Jonathan Bilyk Oct. 2, 2014, 11:49am

A lawyer embroiled in a protracted legal fight with a former law partner over the messy dissolution of their erstwhile firm has set his sights on the firm’s accounting firm that happens to employ his former partner's father.

In his suit, Eric D. Freed claims a Skokie accounting firm tampered with the law firm's books and denied payments rightfully owed to him, costing him millions of dollars in lost income and artificially inflating his tax liability while allowing his former partner to allegedly embezzle money and escape detection for years.

Freed, now of Florida, filed suit Sept. 17 in Chicago's federal court against Neil Freidman CPA, P.C., doing business as Michael Silver & Company.

The complaint lodges eight counts of negligence and fraud against the accounting firm over what Freed asserts was its mismanagement of the finances of the controversy-plagued Freed & Weiss law firm, particularly in the years following the end of the business relationship between Freed and Paul M. Weiss, who now practices with Complex Litigation Group in Highland Park.

The two men had been partners since 2000, with Freed holding a 53-percent ownership stake and Weiss holding the remaining 47-percent.

That relationship stood for 11 years, until the firm broke up amid a struggle for control of the firm and its assets between the two lawyers, which has resulted in a stream of litigation engulfing the lawyers, their family members, financial service professionals and others.

The problems began in 2008, when Weiss became the subject of proceedings with the Illinois Attorney Registration and Disciplinary Commission (ARDC) over allegations he sexually harassed female former employees.

Weiss was never charged with any crimes in connection to the allegations. He has denied the allegations and the ARDC has recommended he be disbarred. The Illinois Supreme Court has the final say in disciplining attorneys. It has not issued any discipline in Weiss' case and he is still authorized to practice.

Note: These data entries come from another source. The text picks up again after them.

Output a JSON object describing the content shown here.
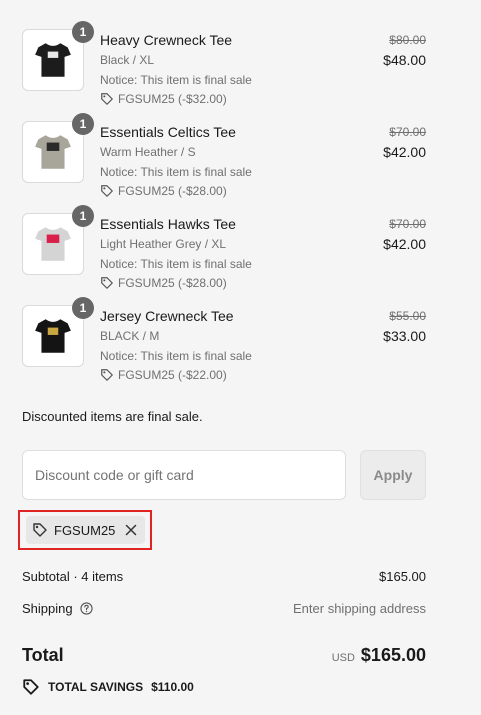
{
  "items": [
    {
      "qty": "1",
      "name": "Heavy Crewneck Tee",
      "variant": "Black / XL",
      "notice": "Notice: This item is final sale",
      "discount": "FGSUM25 (-$32.00)",
      "original_price": "$80.00",
      "price": "$48.00",
      "shirt_color": "#1c1c1c",
      "print_color": "#e8e8e8"
    },
    {
      "qty": "1",
      "name": "Essentials Celtics Tee",
      "variant": "Warm Heather / S",
      "notice": "Notice: This item is final sale",
      "discount": "FGSUM25 (-$28.00)",
      "original_price": "$70.00",
      "price": "$42.00",
      "shirt_color": "#a8a69a",
      "print_color": "#2a2a2a"
    },
    {
      "qty": "1",
      "name": "Essentials Hawks Tee",
      "variant": "Light Heather Grey / XL",
      "notice": "Notice: This item is final sale",
      "discount": "FGSUM25 (-$28.00)",
      "original_price": "$70.00",
      "price": "$42.00",
      "shirt_color": "#d4d4d4",
      "print_color": "#d8204a"
    },
    {
      "qty": "1",
      "name": "Jersey Crewneck Tee",
      "variant": "BLACK / M",
      "notice": "Notice: This item is final sale",
      "discount": "FGSUM25 (-$22.00)",
      "original_price": "$55.00",
      "price": "$33.00",
      "shirt_color": "#141414",
      "print_color": "#c9a640"
    }
  ],
  "final_sale_note": "Discounted items are final sale.",
  "discount_field": {
    "placeholder": "Discount code or gift card",
    "value": ""
  },
  "apply_label": "Apply",
  "applied_code": "FGSUM25",
  "subtotal_label": "Subtotal · 4 items",
  "subtotal_value": "$165.00",
  "shipping_label": "Shipping",
  "shipping_value": "Enter shipping address",
  "total_label": "Total",
  "currency": "USD",
  "total_value": "$165.00",
  "savings_label": "TOTAL SAVINGS",
  "savings_value": "$110.00",
  "icons": {
    "tag": "tag-icon",
    "help": "help-circle-icon",
    "close": "close-icon",
    "savings": "savings-tag-icon"
  },
  "colors": {
    "background": "#f5f5f5",
    "highlight_border": "#e02424",
    "badge": "#666666"
  }
}
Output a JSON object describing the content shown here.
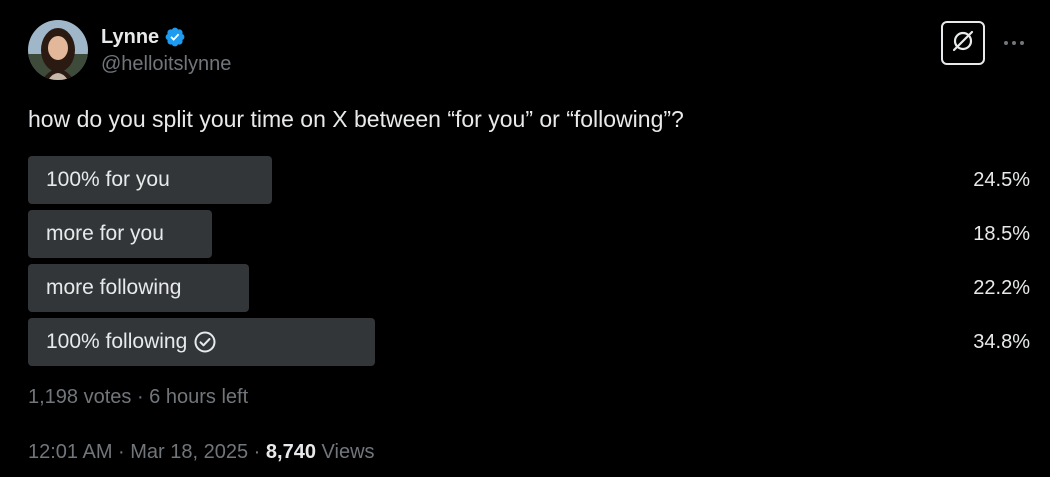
{
  "author": {
    "name": "Lynne",
    "handle": "@helloitslynne"
  },
  "icons": {
    "verified": "verified-badge-icon",
    "grok": "grok-icon",
    "more": "more-horizontal-icon",
    "check": "check-circle-icon"
  },
  "colors": {
    "background": "#000000",
    "text": "#e7e9ea",
    "secondary_text": "#71767b",
    "poll_bar": "#333639",
    "verified": "#1d9bf0"
  },
  "tweet": {
    "text": "how do you split your time on X between “for you” or “following”?"
  },
  "poll": {
    "options": [
      {
        "label": "100% for you",
        "percent": "24.5%",
        "value": 24.5
      },
      {
        "label": "more for you",
        "percent": "18.5%",
        "value": 18.5
      },
      {
        "label": "more following",
        "percent": "22.2%",
        "value": 22.2
      },
      {
        "label": "100% following",
        "percent": "34.8%",
        "value": 34.8,
        "winner": true
      }
    ],
    "meta": "1,198 votes · 6 hours left"
  },
  "footer": {
    "time": "12:01 AM · Mar 18, 2025 · ",
    "views_count": "8,740",
    "views_label": " Views"
  }
}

In 2011, Freed withdrew $1.5 million from the firm’s operating account without Weiss’ knowledge or approval, prompting Weiss to move to dissolve the firm.

Since then, both men have taken legal actions against each other, as well as others, and now Freed is now taking aim at their former accountants.

According to the suit, Silver & Company employs Weiss’ father, Ronald Weiss, who Freed asserts provided accounting services to the Freed & Weiss law firm throughout its existence, including providing statements of assets, liabilities and equity, tax returns and other financial related documents.

Ronald Weiss provided those services to Freed & Weiss first individually, then through Michael Silver & Company, which “merged” the elder Weiss’ accounting practice into its business in 2002, according to Freed’s complaint.

Freed said he relied upon financial statements and other documents from Silver & Company to calculate his tax liability and make other important financial decisions, even after his problems started with Paul Weiss.

However, during discovery for other litigation stemming from the law firm’s dissolution in March 2014, Freed said he discovered numerous instances in which Silver & Company “was manipulating the firm’s finances” for years.

Among other allegations, Freed contends the accountants manipulated financial documents to forestall to date the repayment of millions of dollars of “loans” Freed asserts he made to the firm, as well as the associated interest, and to put off the “purchase … of Freed’s distributional interest” in the firm, which Freed had demanded in a 2012 letter notifying Weiss of his intent to withdraw from the firm.

While Paul Weiss has asserted Freed expressed his intent to withdraw prior to August 2012, Freed said that was not true, and alleged the accounting firm manipulated records to back Weiss’ claim.

Freed further claims the accountants “failed to advise Freed” and “took steps to actively conceal … improper distributions” Paul Weiss took from the law firm’s accounts both before and after the law firm’s dissolution.

Freed contends the manipulations improperly inflated the income he reported to state and federal governments, costing him millions of dollars in tax overpayments, as well as millions more stemming from the alleged improper withholding of his financial stake in the firm and the unrepaid loans and associated interest.

Freed is seeking an unspecified amount in damages “to be determined at trial.”

He is being represented in the action by attorneys David B. Goodman, Thadford A. Felton and Courtney A. Adair of the firm of Greensfelder, Hemker & Gale P.C. in Chicago.